Cette sollicitation, cette pression de
l’environnement pour élargir notre action, rendent encore
plus urgente et cruciale une réflexion approfondie, non
seulement sur la valeur clinique et thérapeutique de notre
recherche, la validité et la fécondité de notre structure
d’accueil, mais aussi sur les conditions de la transmission
de notre expérience, c’est-à-dire ses modalités, son style,
ses objectifs.
Même si depuis le début de notre
entreprise, un processus de transmission est à l’œuvre à la
fois par le témoignage des consultants auprès d’autres
malades et de leurs soignants, les rencontres avec des
professionnels au Centre ou à l’extérieur, et diverses
interventions parlées ou écrites que nous avons faites dans
différents contextes, nous sommes aujourd’hui obligés de
fournir un effort supplémentaire d’élaboration et de
transmission, et ce pour trois raisons.
La première concerne la perception et
l’utilisation de notre structure : le travail de
communication que nous avons fait depuis plusieurs années
aboutit aujourd’hui au résultat suivant : d’un côté nous
sommes très connus, notre réputation de compétence auprès
des professionnels est généralement reconnue, mais de
l’autre côté, notre structure n’est pas utilisée en rapport
avec cette réputation. Ce décalage s’explique sans doute par
le fait que pour utiliser un tel lieu thérapeutique (qui ne
se réduit pas à un éventail d’activités ou de services),
pour y adresser des malades, un professionnel doit pouvoir
lui-même faire un transfert sur ce lieu à travers des
interactions, des échanges soutenus dans la durée et
l’établissement d’un lien de confiance avec ceux qui
l’animent.
Il est d’autant plus important
d’approfondir et d’élargir nos relations avec nos divers
collègues, et de mieux leur faire connaître notre manière de
penser et de travailler avec les malades que nous avons à
faire échec aux projections réductrices, simplistes,
erronées, dont nous sommes la cible de la part
d’institutions, de sociétés, d’associations qui prétendent
avoir le monopole de la gestion de la santé psychique en
cancérologie ; où l’on mesure à quel point il s’agit là non
pas d’enjeux de vérité et de soins, mais bien de pouvoir et
de territoires institutionnels.
La deuxième raison concerne notre
capacité à inspirer la création de structures comparables.
Sur ce point, qu’avons-nous à transmettre ? Est-ce le modèle
de notre structure, telle qu’elle fonctionne actuellement ?
Quels en sont les points forts ? les points faibles ? Ce
modèle n’est-il pas améliorable ? N’est-ce pas plutôt la
clinique que nous y mettons en œuvre ? Ces questions sont
aujourd’hui au travail.

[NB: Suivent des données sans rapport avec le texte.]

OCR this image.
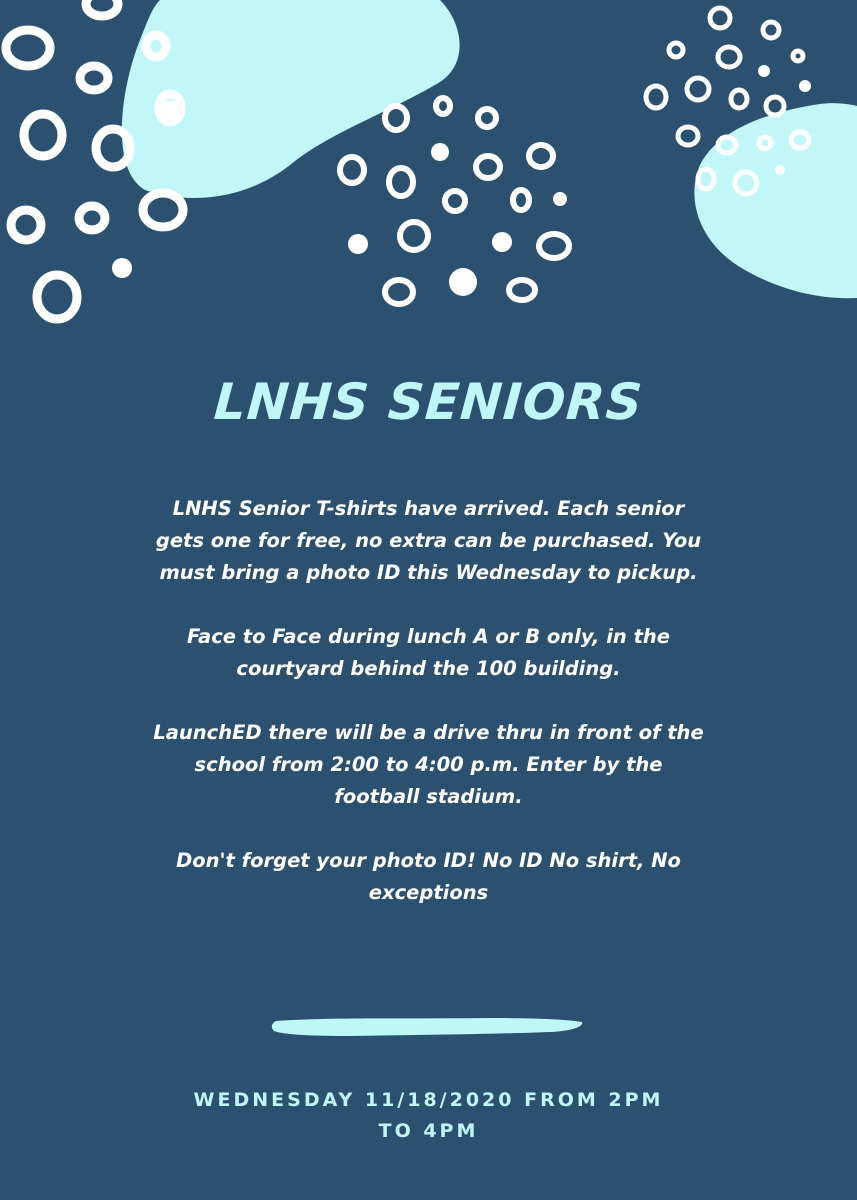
LNHS SENIORS

LNHS Senior T-shirts have arrived. Each senior gets one for free, no extra can be purchased. You must bring a photo ID this Wednesday to pickup.

Face to Face during lunch A or B only, in the courtyard behind the 100 building.

LaunchED there will be a drive thru in front of the school from 2:00 to 4:00 p.m. Enter by the football stadium.

Don't forget your photo ID! No ID No shirt, No exceptions

WEDNESDAY 11/18/2020 FROM 2PM TO 4PM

Quant à chercher à exporter ce
modèle en faisant intrusion dans d’autres institutions, nous
y songeons d’autant moins qu’une telle stratégie, purement
volontariste, serait, appliquée à la psychanalyse, vouée à
l’échec. Seul un désir fort peut en effet soutenir
l’engagement dans la création d’une telle structure.

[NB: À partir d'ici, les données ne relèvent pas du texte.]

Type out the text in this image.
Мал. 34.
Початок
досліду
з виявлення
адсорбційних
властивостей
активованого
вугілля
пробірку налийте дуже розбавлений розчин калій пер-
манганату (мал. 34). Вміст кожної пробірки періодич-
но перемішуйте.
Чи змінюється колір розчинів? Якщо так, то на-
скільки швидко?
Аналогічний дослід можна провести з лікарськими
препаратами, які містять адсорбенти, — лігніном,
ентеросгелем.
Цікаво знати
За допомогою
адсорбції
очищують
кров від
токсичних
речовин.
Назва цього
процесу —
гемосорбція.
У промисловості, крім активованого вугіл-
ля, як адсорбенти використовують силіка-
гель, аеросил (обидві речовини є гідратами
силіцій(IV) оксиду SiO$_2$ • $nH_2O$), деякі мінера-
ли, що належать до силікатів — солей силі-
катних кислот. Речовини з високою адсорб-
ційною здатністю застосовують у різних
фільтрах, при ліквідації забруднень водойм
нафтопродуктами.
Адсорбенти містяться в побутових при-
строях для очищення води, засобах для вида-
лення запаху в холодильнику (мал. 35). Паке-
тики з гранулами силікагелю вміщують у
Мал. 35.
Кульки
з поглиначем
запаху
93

Souscrivant en cela à la démarche de Françoise Dolto à
partir de sa Maison Verte parisienne, nous pensons donc que
c’est le mouvement de création, d’élaboration et de
transmission que nous développerons qui entraînera les
professionnels, suscitera leur intérêt croissant et les
amènera, eux-mêmes, à s’engager éventuellement dans des
entreprises analogues.
La troisième raison qui nous incite à
la transmission concerne le partage de notre expérience
clinique avec d’autres thérapeutes soignants susceptibles
d’en tirer profit dans leur pratique. En effet, l’aventure
transférentielle avec nos patients, qui nous permet d’aller
à la rencontre de leurs besoins primordiaux en rejoignant
leur détresse traumatique si archaïque soit-elle, et par là
de soutenir leur appel à renaître et à être, nous a aussi
permis de dégager un certain nombre de notions
théorico-cliniques qui constituent des outils possiblement
utiles non seulement pour les thérapeutes « psy »

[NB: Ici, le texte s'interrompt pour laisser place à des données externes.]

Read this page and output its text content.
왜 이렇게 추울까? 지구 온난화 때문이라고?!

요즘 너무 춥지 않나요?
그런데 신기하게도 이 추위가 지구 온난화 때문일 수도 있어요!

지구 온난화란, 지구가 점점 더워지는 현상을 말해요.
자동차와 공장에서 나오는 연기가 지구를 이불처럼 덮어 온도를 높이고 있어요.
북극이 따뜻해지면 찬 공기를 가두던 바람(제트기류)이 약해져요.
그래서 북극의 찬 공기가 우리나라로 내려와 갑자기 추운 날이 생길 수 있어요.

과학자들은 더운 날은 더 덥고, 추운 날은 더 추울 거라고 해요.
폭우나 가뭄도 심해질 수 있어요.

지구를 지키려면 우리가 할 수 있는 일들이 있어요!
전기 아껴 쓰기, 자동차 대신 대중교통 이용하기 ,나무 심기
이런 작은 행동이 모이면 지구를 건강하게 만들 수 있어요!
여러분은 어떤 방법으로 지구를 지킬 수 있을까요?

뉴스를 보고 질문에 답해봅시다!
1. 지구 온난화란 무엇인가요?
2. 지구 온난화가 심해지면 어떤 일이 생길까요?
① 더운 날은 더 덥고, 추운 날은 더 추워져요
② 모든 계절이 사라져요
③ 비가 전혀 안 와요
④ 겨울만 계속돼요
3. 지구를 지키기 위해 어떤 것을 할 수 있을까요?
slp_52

travaillant dans des cadres divers, mais aussi pour d’autres
soignants, médecins, infirmiers, etc., engagés dans une
relation thérapeutique avec leurs malades. C’est dans cet
esprit que nous avons décidé de mettre en place un
séminaire, qui pourrait permettre d’établir des
collaborations nouvelles et solides, et des échanges
transdisciplinaires susceptibles de faire de notre réseau,
non seulement un lieu d’accueil thérapeutique pour les
malades, mais aussi un centre de ressources utilisable par
les différents thérapeutes suivant leurs besoins.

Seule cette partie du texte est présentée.